Remove or replace a controller
You can manually remove or replace a controller from a multi-node k0s cluster (>=3 controllers) without downtime. However, you have to maintain quorum on Etcd while doing so.
Remove a controller
If your controller is also a worker (k0s controller --enable-worker
), you first have to delete the controller from Kubernetes itself. To do so, run the following commands from the controller:
# Remove the containers from the node and cordon it
k0s kubectl drain --ignore-daemonsets --delete-emptydir-data <controller>
# Delete the node from the cluster
k0s kubectl delete node <controller>
Delete Autopilot’s ControlNode
object for the controller node:
k0s kubectl delete controlnode.autopilot.k0sproject.io <controller>
Then you need to remove it from the Etcd cluster. For example, if you want to remove controller01
from a cluster with 3 controllers:
# First, list the Etcd members
k0s etcd member-list
{"members":{"controller01":"<PEER_ADDRESS1>", "controller02": "<PEER_ADDRESS2>", "controller03": "<PEER_ADDRESS3>"}}
# Then, remove the controller01 using its peer address
k0s etcd leave --peer-address "<PEER_ADDRESS1>"
The controller is now removed from the cluster. To reset k0s on the machine, run the following commands:
k0s stop
k0s reset
reboot
Declarative Etcd member management
Starting from version 1.30, k0s also supports a declarative way to remove an
etcd member. Since in k0s the etcd cluster is set up so that the etcd API is
NOT exposed outside the nodes, it makes it difficult for external automation
like Cluster API, Terraform, etc. to handle controller node replacements.
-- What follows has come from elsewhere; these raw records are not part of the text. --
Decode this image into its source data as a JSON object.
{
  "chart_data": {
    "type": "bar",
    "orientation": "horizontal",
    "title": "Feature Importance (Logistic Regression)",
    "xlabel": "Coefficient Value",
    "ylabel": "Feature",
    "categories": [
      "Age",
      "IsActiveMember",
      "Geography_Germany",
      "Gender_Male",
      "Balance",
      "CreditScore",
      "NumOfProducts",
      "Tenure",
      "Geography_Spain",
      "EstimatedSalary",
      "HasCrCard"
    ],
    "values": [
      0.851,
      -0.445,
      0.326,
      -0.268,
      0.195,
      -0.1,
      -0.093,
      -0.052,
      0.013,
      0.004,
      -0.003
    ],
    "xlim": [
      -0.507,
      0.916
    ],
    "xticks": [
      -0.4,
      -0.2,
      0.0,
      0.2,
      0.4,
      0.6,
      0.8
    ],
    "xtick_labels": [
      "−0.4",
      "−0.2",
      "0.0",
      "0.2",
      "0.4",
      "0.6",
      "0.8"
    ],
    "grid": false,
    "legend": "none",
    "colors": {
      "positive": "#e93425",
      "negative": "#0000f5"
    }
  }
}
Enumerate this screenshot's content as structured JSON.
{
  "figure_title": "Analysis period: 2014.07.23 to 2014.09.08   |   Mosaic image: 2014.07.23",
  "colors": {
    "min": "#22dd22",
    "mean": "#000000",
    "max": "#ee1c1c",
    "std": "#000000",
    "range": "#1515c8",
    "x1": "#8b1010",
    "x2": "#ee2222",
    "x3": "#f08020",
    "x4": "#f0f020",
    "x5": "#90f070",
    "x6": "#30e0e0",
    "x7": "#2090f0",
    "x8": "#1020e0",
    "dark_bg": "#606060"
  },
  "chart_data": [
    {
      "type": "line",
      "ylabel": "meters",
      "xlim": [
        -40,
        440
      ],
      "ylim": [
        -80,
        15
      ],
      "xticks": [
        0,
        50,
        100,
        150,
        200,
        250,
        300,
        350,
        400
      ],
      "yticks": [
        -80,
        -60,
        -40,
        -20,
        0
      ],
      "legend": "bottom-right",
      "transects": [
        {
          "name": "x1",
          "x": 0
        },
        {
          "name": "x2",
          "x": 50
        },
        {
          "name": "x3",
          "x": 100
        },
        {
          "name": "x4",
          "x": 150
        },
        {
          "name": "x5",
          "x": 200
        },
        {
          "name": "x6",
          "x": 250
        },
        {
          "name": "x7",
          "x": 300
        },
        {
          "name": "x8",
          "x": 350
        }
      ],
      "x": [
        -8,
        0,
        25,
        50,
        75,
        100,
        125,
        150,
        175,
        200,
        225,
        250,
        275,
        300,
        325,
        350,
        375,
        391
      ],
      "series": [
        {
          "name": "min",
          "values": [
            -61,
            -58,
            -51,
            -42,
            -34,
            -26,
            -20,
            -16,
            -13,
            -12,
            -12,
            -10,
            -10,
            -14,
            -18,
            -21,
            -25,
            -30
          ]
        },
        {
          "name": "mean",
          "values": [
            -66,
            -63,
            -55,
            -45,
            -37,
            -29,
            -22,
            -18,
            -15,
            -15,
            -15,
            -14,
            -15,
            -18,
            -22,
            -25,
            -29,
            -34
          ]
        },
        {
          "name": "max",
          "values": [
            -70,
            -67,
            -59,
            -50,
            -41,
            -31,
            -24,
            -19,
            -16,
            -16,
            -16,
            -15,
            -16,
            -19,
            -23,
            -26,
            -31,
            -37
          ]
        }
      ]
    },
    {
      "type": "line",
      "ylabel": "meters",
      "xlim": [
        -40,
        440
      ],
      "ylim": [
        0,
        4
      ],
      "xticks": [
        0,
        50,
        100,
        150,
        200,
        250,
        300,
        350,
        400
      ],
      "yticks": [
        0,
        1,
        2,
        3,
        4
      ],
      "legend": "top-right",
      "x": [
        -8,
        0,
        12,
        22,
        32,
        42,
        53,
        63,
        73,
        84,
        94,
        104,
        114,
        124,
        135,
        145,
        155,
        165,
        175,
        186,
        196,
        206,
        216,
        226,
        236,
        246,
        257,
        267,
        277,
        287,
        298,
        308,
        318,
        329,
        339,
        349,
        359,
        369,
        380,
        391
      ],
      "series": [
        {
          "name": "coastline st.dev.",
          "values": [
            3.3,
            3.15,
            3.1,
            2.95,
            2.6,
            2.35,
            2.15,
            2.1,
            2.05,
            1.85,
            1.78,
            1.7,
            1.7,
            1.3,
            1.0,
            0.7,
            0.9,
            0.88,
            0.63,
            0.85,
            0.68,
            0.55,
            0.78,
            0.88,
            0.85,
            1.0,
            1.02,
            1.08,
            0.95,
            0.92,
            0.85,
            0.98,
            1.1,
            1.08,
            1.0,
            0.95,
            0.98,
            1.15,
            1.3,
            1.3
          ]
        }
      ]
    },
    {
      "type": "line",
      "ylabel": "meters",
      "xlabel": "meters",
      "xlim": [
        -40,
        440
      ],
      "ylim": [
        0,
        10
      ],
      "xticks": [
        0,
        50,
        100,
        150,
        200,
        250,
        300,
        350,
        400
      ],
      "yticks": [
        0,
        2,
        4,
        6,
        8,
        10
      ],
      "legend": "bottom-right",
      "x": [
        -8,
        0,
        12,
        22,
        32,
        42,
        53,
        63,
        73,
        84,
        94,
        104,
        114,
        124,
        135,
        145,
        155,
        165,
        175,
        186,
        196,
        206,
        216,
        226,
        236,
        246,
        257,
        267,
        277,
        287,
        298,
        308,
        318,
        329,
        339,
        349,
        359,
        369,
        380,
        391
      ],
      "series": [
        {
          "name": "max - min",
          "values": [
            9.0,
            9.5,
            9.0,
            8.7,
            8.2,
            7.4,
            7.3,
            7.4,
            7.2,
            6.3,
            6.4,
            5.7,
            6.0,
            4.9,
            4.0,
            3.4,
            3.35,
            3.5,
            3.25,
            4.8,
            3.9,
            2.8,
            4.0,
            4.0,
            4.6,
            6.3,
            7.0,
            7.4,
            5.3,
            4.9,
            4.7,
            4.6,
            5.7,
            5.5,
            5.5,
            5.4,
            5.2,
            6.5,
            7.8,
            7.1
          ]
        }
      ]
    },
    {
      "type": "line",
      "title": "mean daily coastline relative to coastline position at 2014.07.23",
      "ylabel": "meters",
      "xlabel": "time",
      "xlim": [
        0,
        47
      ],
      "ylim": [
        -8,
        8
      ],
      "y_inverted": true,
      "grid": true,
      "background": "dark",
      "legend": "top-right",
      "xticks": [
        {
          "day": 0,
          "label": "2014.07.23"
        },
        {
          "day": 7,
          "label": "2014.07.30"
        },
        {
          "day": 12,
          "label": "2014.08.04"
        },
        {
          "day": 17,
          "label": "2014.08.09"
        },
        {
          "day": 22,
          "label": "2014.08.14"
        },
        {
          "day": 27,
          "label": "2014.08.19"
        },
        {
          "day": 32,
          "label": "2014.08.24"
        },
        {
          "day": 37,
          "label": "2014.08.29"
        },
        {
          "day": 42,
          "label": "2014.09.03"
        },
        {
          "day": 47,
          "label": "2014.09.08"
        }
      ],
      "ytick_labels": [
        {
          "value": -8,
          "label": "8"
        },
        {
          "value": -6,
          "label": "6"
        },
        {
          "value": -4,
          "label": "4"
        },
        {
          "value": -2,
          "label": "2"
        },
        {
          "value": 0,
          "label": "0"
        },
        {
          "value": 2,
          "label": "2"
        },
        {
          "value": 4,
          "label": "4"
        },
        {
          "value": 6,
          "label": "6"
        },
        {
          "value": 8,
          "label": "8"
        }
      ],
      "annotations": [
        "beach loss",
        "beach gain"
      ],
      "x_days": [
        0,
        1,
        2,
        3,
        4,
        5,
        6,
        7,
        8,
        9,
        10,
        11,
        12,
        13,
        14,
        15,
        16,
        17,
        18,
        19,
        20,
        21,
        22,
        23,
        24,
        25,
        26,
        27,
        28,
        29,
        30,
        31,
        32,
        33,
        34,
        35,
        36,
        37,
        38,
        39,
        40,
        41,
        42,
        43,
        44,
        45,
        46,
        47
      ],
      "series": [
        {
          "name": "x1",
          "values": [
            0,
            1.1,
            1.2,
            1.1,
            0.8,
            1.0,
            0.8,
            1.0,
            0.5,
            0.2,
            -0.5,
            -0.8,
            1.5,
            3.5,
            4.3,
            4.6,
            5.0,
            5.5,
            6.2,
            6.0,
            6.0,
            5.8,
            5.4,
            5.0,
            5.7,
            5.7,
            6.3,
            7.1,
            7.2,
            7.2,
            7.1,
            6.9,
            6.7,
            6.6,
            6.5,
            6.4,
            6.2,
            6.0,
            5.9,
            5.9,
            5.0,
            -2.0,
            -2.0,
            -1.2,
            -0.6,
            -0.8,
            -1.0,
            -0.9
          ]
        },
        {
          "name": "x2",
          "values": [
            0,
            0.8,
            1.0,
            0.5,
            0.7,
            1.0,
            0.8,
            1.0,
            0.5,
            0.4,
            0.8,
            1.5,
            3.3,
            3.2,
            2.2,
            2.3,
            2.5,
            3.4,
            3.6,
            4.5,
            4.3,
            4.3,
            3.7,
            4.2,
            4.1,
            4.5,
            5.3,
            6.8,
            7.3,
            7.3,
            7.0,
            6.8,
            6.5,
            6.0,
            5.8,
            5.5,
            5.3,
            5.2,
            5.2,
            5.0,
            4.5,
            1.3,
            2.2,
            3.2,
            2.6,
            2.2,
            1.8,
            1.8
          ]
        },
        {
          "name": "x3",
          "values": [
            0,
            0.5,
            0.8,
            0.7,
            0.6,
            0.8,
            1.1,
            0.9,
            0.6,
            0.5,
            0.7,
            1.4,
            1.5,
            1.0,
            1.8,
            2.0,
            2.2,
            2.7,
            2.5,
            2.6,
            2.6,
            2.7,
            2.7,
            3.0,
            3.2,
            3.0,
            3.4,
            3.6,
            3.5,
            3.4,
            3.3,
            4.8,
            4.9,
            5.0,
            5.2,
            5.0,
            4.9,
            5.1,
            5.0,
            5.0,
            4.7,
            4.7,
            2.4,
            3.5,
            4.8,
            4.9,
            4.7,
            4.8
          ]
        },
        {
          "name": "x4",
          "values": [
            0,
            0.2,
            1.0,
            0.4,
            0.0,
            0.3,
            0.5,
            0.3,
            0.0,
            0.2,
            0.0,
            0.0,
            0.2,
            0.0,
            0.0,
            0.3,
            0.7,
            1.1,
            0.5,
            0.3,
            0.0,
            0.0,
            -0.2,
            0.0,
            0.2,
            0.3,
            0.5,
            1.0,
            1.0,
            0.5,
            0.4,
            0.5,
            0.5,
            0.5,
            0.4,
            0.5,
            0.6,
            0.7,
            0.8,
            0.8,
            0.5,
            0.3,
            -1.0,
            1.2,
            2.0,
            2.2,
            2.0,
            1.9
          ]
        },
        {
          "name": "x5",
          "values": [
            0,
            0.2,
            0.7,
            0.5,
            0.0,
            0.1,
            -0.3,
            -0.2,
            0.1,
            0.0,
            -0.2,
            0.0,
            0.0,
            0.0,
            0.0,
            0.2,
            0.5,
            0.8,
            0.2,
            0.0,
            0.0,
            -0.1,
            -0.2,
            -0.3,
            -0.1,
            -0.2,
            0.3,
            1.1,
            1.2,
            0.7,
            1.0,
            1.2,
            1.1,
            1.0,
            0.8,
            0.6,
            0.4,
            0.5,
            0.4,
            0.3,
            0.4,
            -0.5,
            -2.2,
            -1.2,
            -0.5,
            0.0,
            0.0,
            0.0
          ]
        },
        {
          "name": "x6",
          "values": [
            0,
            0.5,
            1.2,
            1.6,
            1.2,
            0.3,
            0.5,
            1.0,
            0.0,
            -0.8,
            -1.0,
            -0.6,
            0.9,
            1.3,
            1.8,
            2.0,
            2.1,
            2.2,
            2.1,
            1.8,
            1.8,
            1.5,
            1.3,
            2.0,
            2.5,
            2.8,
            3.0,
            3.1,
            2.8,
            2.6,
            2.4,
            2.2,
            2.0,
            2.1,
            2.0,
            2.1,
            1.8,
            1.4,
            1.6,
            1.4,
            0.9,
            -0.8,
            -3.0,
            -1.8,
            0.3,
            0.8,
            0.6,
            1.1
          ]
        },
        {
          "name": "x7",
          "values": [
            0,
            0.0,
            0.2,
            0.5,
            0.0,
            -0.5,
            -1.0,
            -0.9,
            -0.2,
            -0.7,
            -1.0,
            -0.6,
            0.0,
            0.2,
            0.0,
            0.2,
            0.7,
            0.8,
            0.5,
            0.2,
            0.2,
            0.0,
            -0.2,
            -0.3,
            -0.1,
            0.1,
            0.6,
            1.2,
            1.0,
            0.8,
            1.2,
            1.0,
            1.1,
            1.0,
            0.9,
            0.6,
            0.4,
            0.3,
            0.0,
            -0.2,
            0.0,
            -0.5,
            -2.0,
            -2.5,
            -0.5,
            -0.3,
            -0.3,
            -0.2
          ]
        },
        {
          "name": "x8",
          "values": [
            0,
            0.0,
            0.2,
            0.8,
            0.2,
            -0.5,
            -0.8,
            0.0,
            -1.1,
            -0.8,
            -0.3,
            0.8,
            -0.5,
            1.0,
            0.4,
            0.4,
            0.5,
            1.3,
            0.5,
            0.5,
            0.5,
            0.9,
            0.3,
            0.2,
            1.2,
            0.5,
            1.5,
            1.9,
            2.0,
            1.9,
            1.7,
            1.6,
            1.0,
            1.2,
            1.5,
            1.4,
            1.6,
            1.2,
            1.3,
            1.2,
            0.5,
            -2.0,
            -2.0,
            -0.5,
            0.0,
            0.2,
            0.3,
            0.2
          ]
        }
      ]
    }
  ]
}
Each controller manages their own EtcdMember
object.
k0s kubectl get etcdmember
NAME PEER ADDRESS MEMBER ID JOINED RECONCILE STATUS
controller0 172.17.0.2 b8e14bda2255bc24 True
controller1 172.17.0.3 cb242476916c8a58 True
controller2 172.17.0.4 9c90504b1bc867bb True
By marking an EtcdMember
object to leave the etcd cluster, k0s will handle the
interaction with etcd. For example, in a 3 controller HA setup, you can
remove a member by flagging it to leave:
$ kubectl patch etcdmember controller2 -p '{"spec":{"leave":true}}' --type merge
etcdmember.etcd.k0sproject.io/controller2 patched
The join/leave status is tracked in the object’s conditions. This allows you to
wait for the leave to actually happen:
$ kubectl wait etcdmember controller2 --for condition=Joined=False
etcdmember.etcd.k0sproject.io/controller2 condition met
You’ll see the node left etcd cluster:
$ k0s kc get etcdmember
NAME PEER ADDRESS MEMBER ID JOINED RECONCILE STATUS
controller0 172.17.0.2 b8e14bda2255bc24 True
controller1 172.17.0.3 cb242476916c8a58 True
controller2 172.17.0.4 9c90504b1bc867bb False Success
$ k0s etcd member-list
{"members":{"controller0":"https://172.17.0.2:2380","controller1":"https://172.17.0.3:2380"}}
The objects for members that have already left the etcd cluster are kept
available for tracking purposes. Once the member has left the cluster, the
object status will reflect that it is safe to remove it.
Note: If you re-join same node without removing the corresponding etcdmember
object the desired state will be updated back to spec.leave: false
automatically. This is since currently in k0s there’s no easy way to prevent a node joining etcd cluster.
Replace a controller
To replace a controller, you first remove the old controller (like described above) then follow the manual installation procedure to add the new one.